By Office of News & Public Affairs |

Published: Mar. 1, 2012

Boston College has appealed a federal court ruling that it turn over material from a Northern Ireland oral history project, and is likely to have the case heard in June.

The University filed an appeal Feb. 21 challenging the US District Court decision on Jan. 20 that ordered BC to turn over transcripts and recordings of interviews with seven participants in the Belfast Project, an oral history project researching “The Troubles,” a period of sectarian violence in Northern Ireland.

In a statement issued after the filing of the appeal, University Spokesman Jack Dunn said, “The University is seeking further review of the court's order to ensure that the value of the interviews to the underlying criminal investigation by the Police Service of Northern Ireland outweighs the interests in protecting the confidentiality of academic research materials."

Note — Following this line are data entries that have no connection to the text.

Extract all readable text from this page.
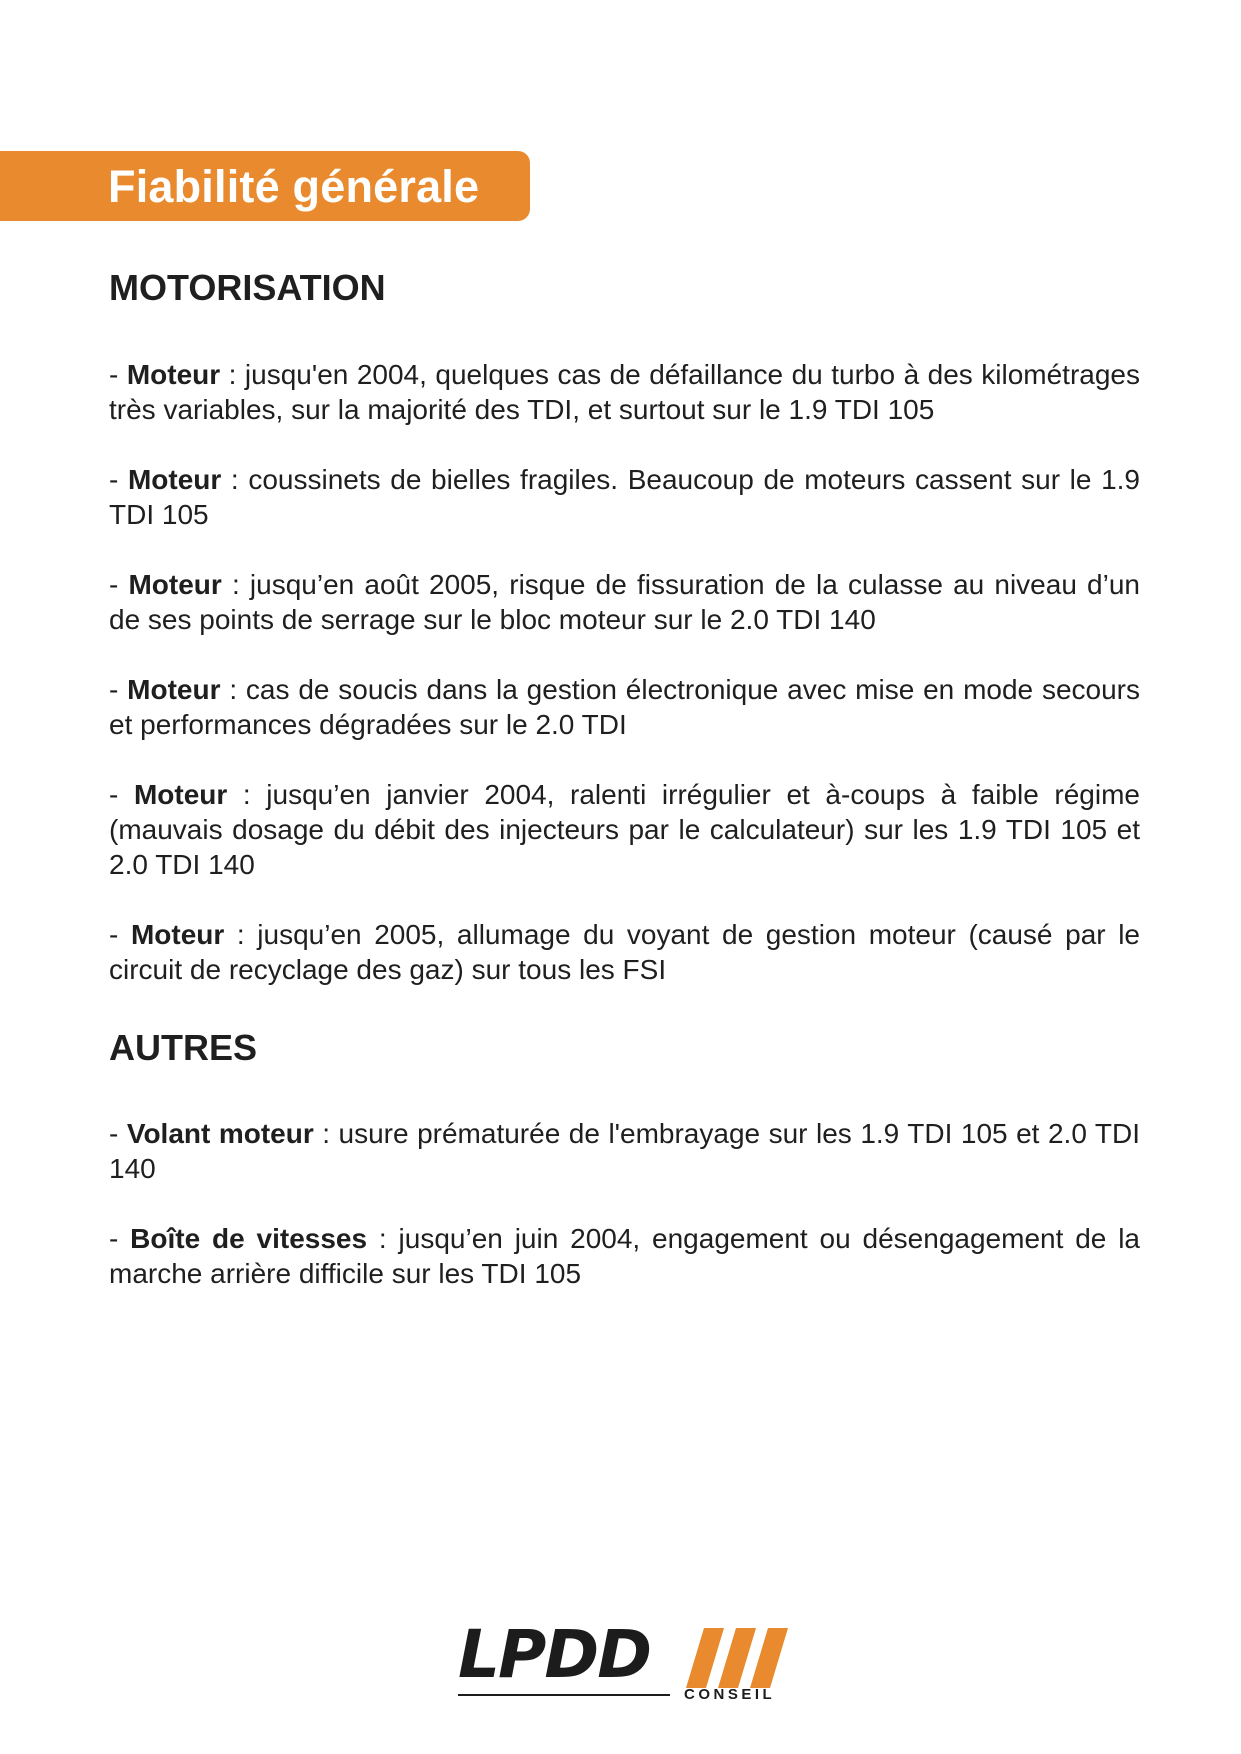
Fiabilité générale
MOTORISATION

- Moteur : jusqu'en 2004, quelques cas de défaillance du turbo à des kilométrages très variables, sur la majorité des TDI, et surtout sur le 1.9 TDI 105

- Moteur : coussinets de bielles fragiles. Beaucoup de moteurs cassent sur le 1.9 TDI 105

- Moteur : jusqu’en août 2005, risque de fissuration de la culasse au niveau d’un de ses points de serrage sur le bloc moteur sur le 2.0 TDI 140

- Moteur : cas de soucis dans la gestion électronique avec mise en mode secours et performances dégradées sur le 2.0 TDI

- Moteur : jusqu’en janvier 2004, ralenti irrégulier et à-coups à faible régime (mauvais dosage du débit des injecteurs par le calculateur) sur les 1.9 TDI 105 et 2.0 TDI 140

- Moteur : jusqu’en 2005, allumage du voyant de gestion moteur (causé par le circuit de recyclage des gaz) sur tous les FSI

AUTRES

- Volant moteur : usure prématurée de l'embrayage sur les 1.9 TDI 105 et 2.0 TDI 140

- Boîte de vitesses : jusqu’en juin 2004, engagement ou désengagement de la marche arrière difficile sur les TDI 105

LPDD
CONSEIL
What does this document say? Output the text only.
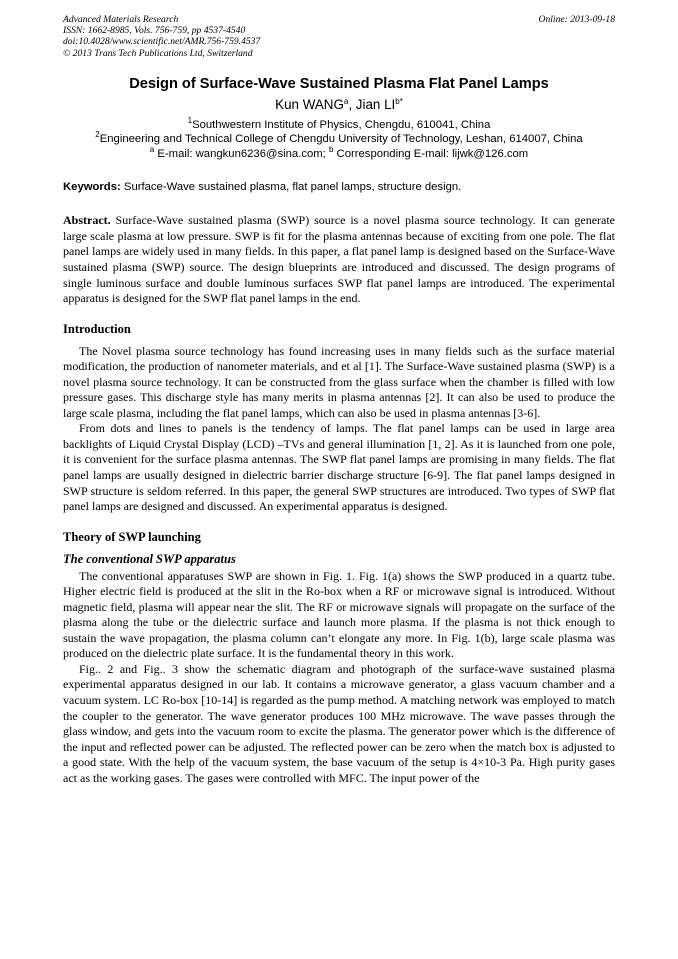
Advanced Materials Research	Online: 2013-09-18
ISSN: 1662-8985, Vols. 756-759, pp 4537-4540
doi:10.4028/www.scientific.net/AMR.756-759.4537
© 2013 Trans Tech Publications Ltd, Switzerland
Design of Surface-Wave Sustained Plasma Flat Panel Lamps
Kun WANG$^a$, Jian $LI^{b*}$
$^1$Southwestern Institute of Physics, Chengdu, 610041, China
$^2$Engineering and Technical College of Chengdu University of Technology, Leshan, 614007, China
$^a$ E-mail: wangkun6236@sina.com; $^b$ Corresponding E-mail: lijwk@126.com
Keywords: Surface-Wave sustained plasma, flat panel lamps, structure design.

Abstract. Surface-Wave sustained plasma (SWP) source is a novel plasma source technology. It can generate large scale plasma at low pressure. SWP is fit for the plasma antennas because of exciting from one pole. The flat panel lamps are widely used in many fields. In this paper, a flat panel lamp is designed based on the Surface-Wave sustained plasma (SWP) source. The design blueprints are introduced and discussed. The design programs of single luminous surface and double luminous surfaces SWP flat panel lamps are introduced. The experimental apparatus is designed for the SWP flat panel lamps in the end.

Introduction

The Novel plasma source technology has found increasing uses in many fields such as the surface material modification, the production of nanometer materials, and et al [1]. The Surface-Wave sustained plasma (SWP) is a novel plasma source technology. It can be constructed from the glass surface when the chamber is filled with low pressure gases. This discharge style has many merits in plasma antennas [2]. It can also be used to produce the large scale plasma, including the flat panel lamps, which can also be used in plasma antennas [3-6].

From dots and lines to panels is the tendency of lamps. The flat panel lamps can be used in large area backlights of Liquid Crystal Display (LCD) –TVs and general illumination [1, 2]. As it is launched from one pole, it is convenient for the surface plasma antennas. The SWP flat panel lamps are promising in many fields. The flat panel lamps are usually designed in dielectric barrier discharge structure [6-9]. The flat panel lamps designed in SWP structure is seldom referred. In this paper, the general SWP structures are introduced. Two types of SWP flat panel lamps are designed and discussed. An experimental apparatus is designed.

Theory of SWP launching
The conventional SWP apparatus

The conventional apparatuses SWP are shown in Fig. 1. Fig. 1(a) shows the SWP produced in a quartz tube. Higher electric field is produced at the slit in the Ro-box when a RF or microwave signal is introduced. Without magnetic field, plasma will appear near the slit. The RF or microwave signals will propagate on the surface of the plasma along the tube or the dielectric surface and launch more plasma. If the plasma is not thick enough to sustain the wave propagation, the plasma column can’t elongate any more. In Fig. 1(b), large scale plasma was produced on the dielectric plate surface. It is the fundamental theory in this work.

Fig.. 2 and Fig.. 3 show the schematic diagram and photograph of the surface-wave sustained plasma experimental apparatus designed in our lab. It contains a microwave generator, a glass vacuum chamber and a vacuum system. LC Ro-box [10-14] is regarded as the pump method. A matching network was employed to match the coupler to the generator. The wave generator produces 100 MHz microwave. The wave passes through the glass window, and gets into the vacuum room to excite the plasma. The generator power which is the difference of the input and reflected power can be adjusted. The reflected power can be zero when the match box is adjusted to a good state. With the help of the vacuum system, the base vacuum of the setup is 4×10-3 Pa. High purity gases act as the working gases. The gases were controlled with MFC. The input power of the
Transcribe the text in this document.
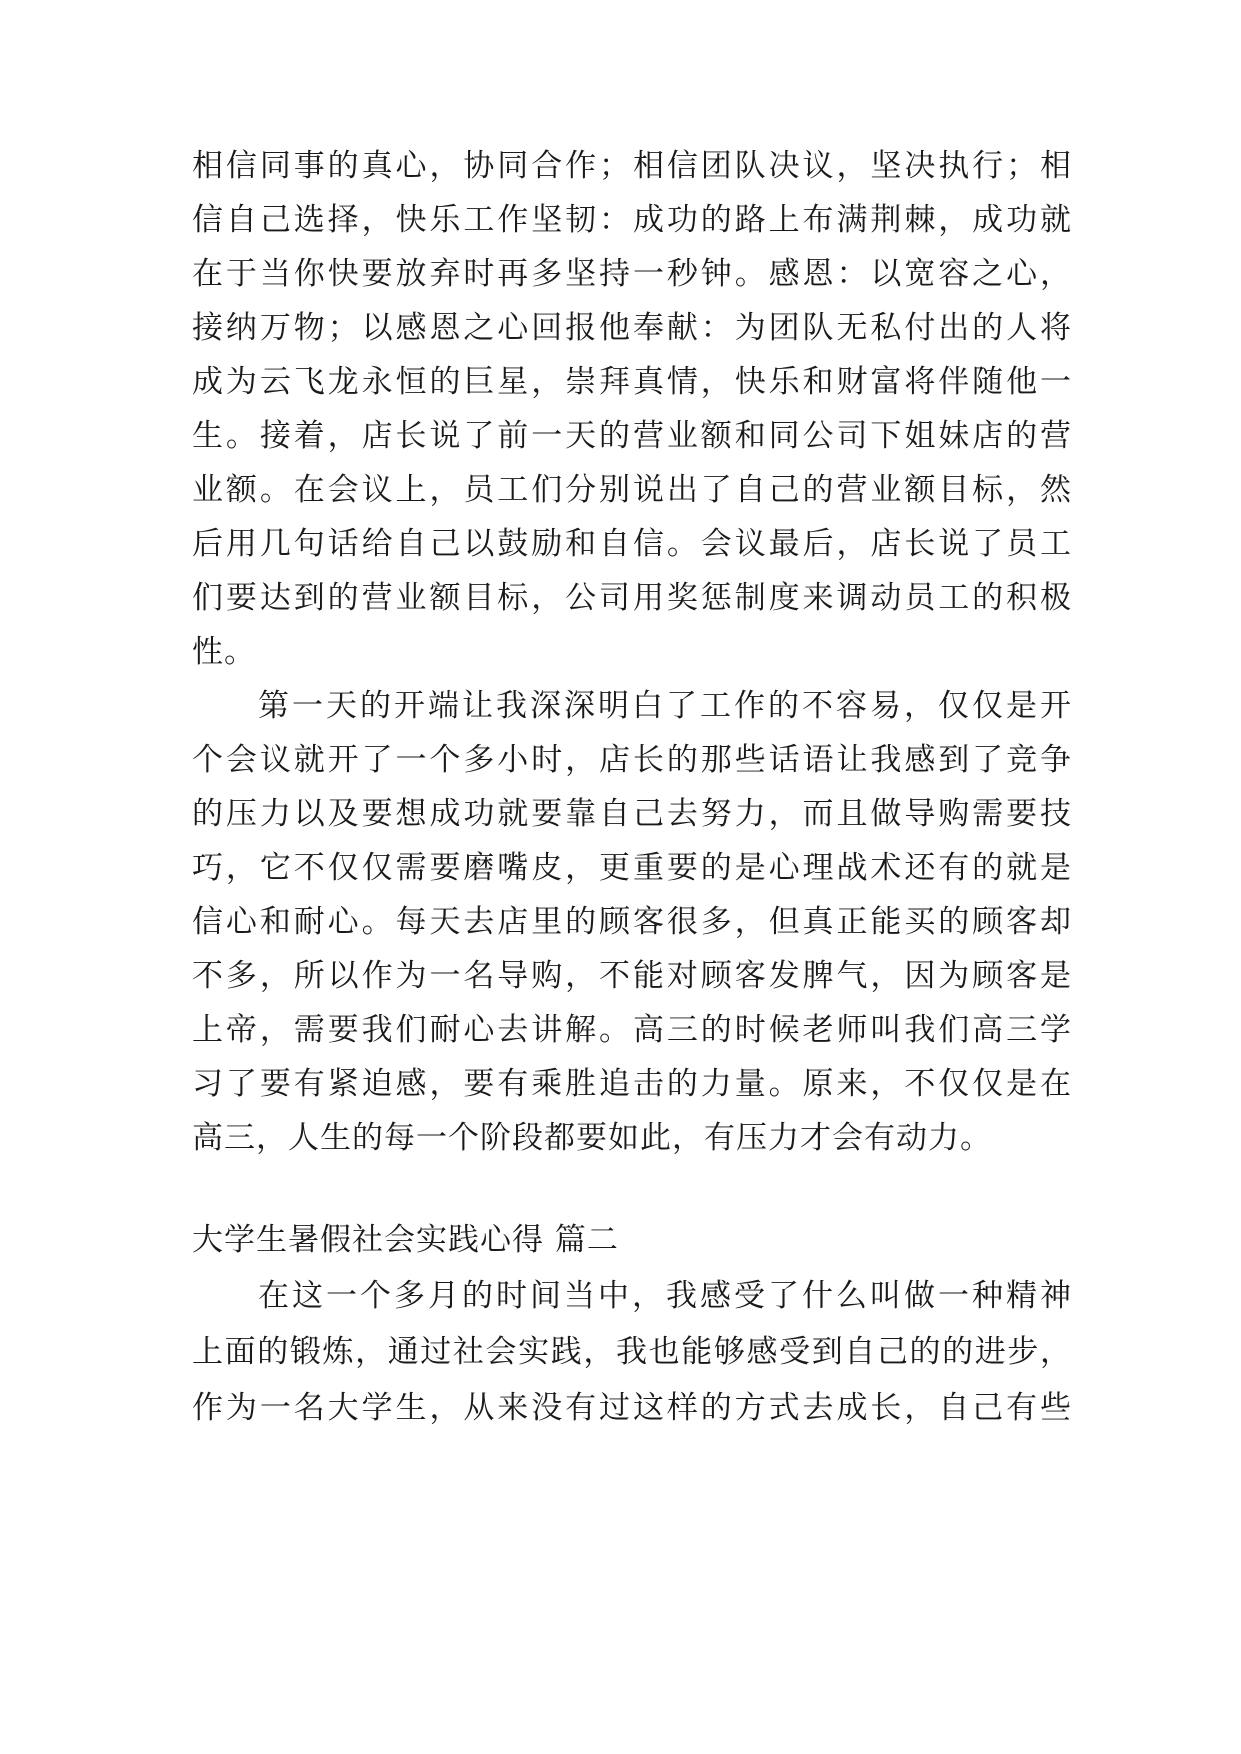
相信同事的真心，协同合作；相信团队决议，坚决执行；相
信自己选择，快乐工作坚韧：成功的路上布满荆棘，成功就
在于当你快要放弃时再多坚持一秒钟。感恩：以宽容之心，
接纳万物；以感恩之心回报他奉献：为团队无私付出的人将
成为云飞龙永恒的巨星，崇拜真情，快乐和财富将伴随他一
生。接着，店长说了前一天的营业额和同公司下姐妹店的营
业额。在会议上，员工们分别说出了自己的营业额目标，然
后用几句话给自己以鼓励和自信。会议最后，店长说了员工
们要达到的营业额目标，公司用奖惩制度来调动员工的积极
性。
第一天的开端让我深深明白了工作的不容易，仅仅是开
个会议就开了一个多小时，店长的那些话语让我感到了竞争
的压力以及要想成功就要靠自己去努力，而且做导购需要技
巧，它不仅仅需要磨嘴皮，更重要的是心理战术还有的就是
信心和耐心。每天去店里的顾客很多，但真正能买的顾客却
不多，所以作为一名导购，不能对顾客发脾气，因为顾客是
上帝，需要我们耐心去讲解。高三的时候老师叫我们高三学
习了要有紧迫感，要有乘胜追击的力量。原来，不仅仅是在
高三，人生的每一个阶段都要如此，有压力才会有动力。
大学生暑假社会实践心得 篇二
在这一个多月的时间当中，我感受了什么叫做一种精神
上面的锻炼，通过社会实践，我也能够感受到自己的的进步，
作为一名大学生，从来没有过这样的方式去成长，自己有些
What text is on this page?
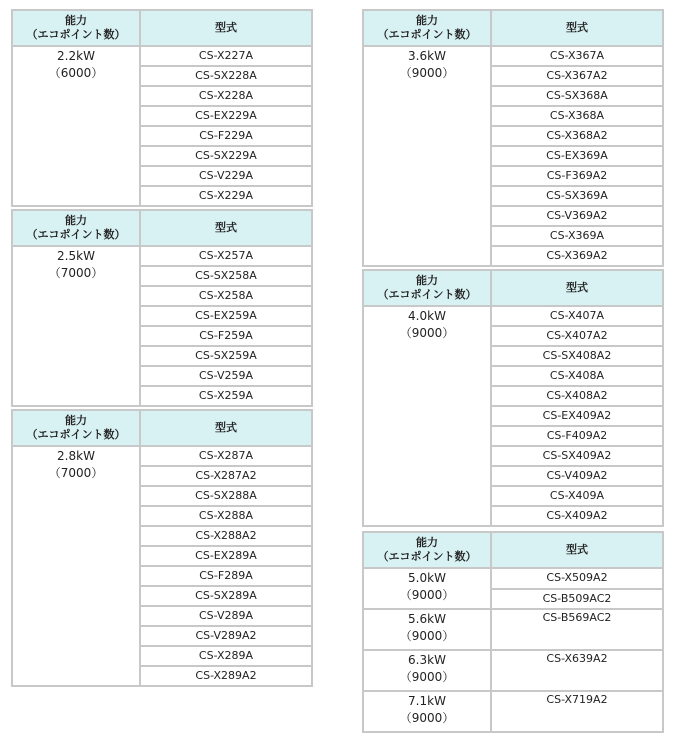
能力
（エコポイント数）	型式

2.2kW
（6000）	CS-X227A
	CS-SX228A
	CS-X228A
	CS-EX229A
	CS-F229A
	CS-SX229A
	CS-V229A
	CS-X229A
能力
（エコポイント数）	型式

2.5kW
（7000）	CS-X257A
	CS-SX258A
	CS-X258A
	CS-EX259A
	CS-F259A
	CS-SX259A
	CS-V259A
	CS-X259A
能力
（エコポイント数）	型式

2.8kW
（7000）	CS-X287A
	CS-X287A2
	CS-SX288A
	CS-X288A
	CS-X288A2
	CS-EX289A
	CS-F289A
	CS-SX289A
	CS-V289A
	CS-V289A2
	CS-X289A
	CS-X289A2
能力
（エコポイント数）	型式

3.6kW
（9000）	CS-X367A
	CS-X367A2
	CS-SX368A
	CS-X368A
	CS-X368A2
	CS-EX369A
	CS-F369A2
	CS-SX369A
	CS-V369A2
	CS-X369A
	CS-X369A2
能力
（エコポイント数）	型式

4.0kW
（9000）	CS-X407A
	CS-X407A2
	CS-SX408A2
	CS-X408A
	CS-X408A2
	CS-EX409A2
	CS-F409A2
	CS-SX409A2
	CS-V409A2
	CS-X409A
	CS-X409A2
能力
（エコポイント数）	型式

5.0kW
（9000）	CS-X509A2
	CS-B509AC2

5.6kW
（9000）	CS-B569AC2

6.3kW
（9000）	CS-X639A2

7.1kW
（9000）	CS-X719A2
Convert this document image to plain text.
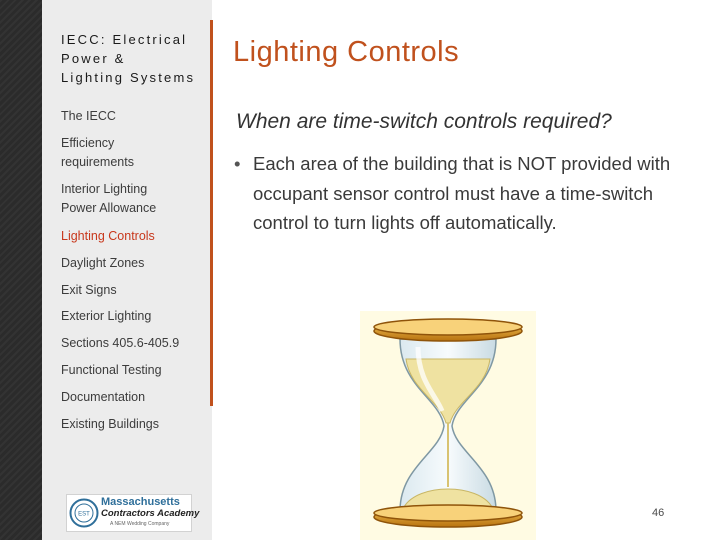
IECC: Electrical
Power &
Lighting Systems
The IECC
Efficiency requirements
Interior Lighting Power Allowance
Lighting Controls
Daylight Zones
Exit Signs
Exterior Lighting
Sections 405.6-405.9
Functional Testing
Documentation
Existing Buildings
Lighting Controls
When are time-switch controls required?
• Each area of the building that is NOT provided with occupant sensor control must have a time-switch control to turn lights off automatically.
EST
Massachusetts
Contractors Academy
A NEM Wedding Company
46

Dunn explained that BC has reserved the right to appeal throughout the case and did not immediately appeal the court’s initial decision in December “because the court both accepted Boston College's argument that government subpoenas for confidential academic materials requires heightened scrutiny, and agreed to review the materials in camera to help protect the significant interests at stake.

"In its appeal, Boston College will argue that the District Court incorrectly applied its own review standard when it demanded the production of the interviews of these seven individuals,” said Dunn, who is director of the Office of News & Public Affairs.

At issue is the relevance of the tapes to a British criminal investigation of the 1972 abduction and murder of Jean McConville, a Belfast mother of 10. The Irish Republican Army admitted to killing McConville because she was suspected of being an informant.

At BC’s request, US District Court Judge William Young reviewed the subpoenaed tapes to determine their relevance to the investigation and ordered that they be turned over to British law enforcement. Young has said that he reviewed 176 transcripts compiled from interviews with 24 individuals, but only a handful even mention McConville.

"From the beginning, Boston College has asked Judge Young to weigh our interest in protecting academic research with the government's interest in meeting its Mutual Legal Assistance Treaty obligation with the United Kingdom," Dunn said. "Judge Young agreed to balance these competing interests. The University is now seeking further review of his order to ensure that the value of the interviews to the underlying criminal investigation outweighs our interest in protecting the confidentiality of academic research.

"In the subsequent review of the remaining IRA tapes, Judge Young ordered that seven of the tapes were relevant to the criminal investigation and ordered that they be turned over to British law enforcement," Dunn said. "These interviews appear to have limited probative value to the investigation, so we have sought a review of the judge's decision to determine if he incorrectly applied his own review standard when he ordered the production of these interviews."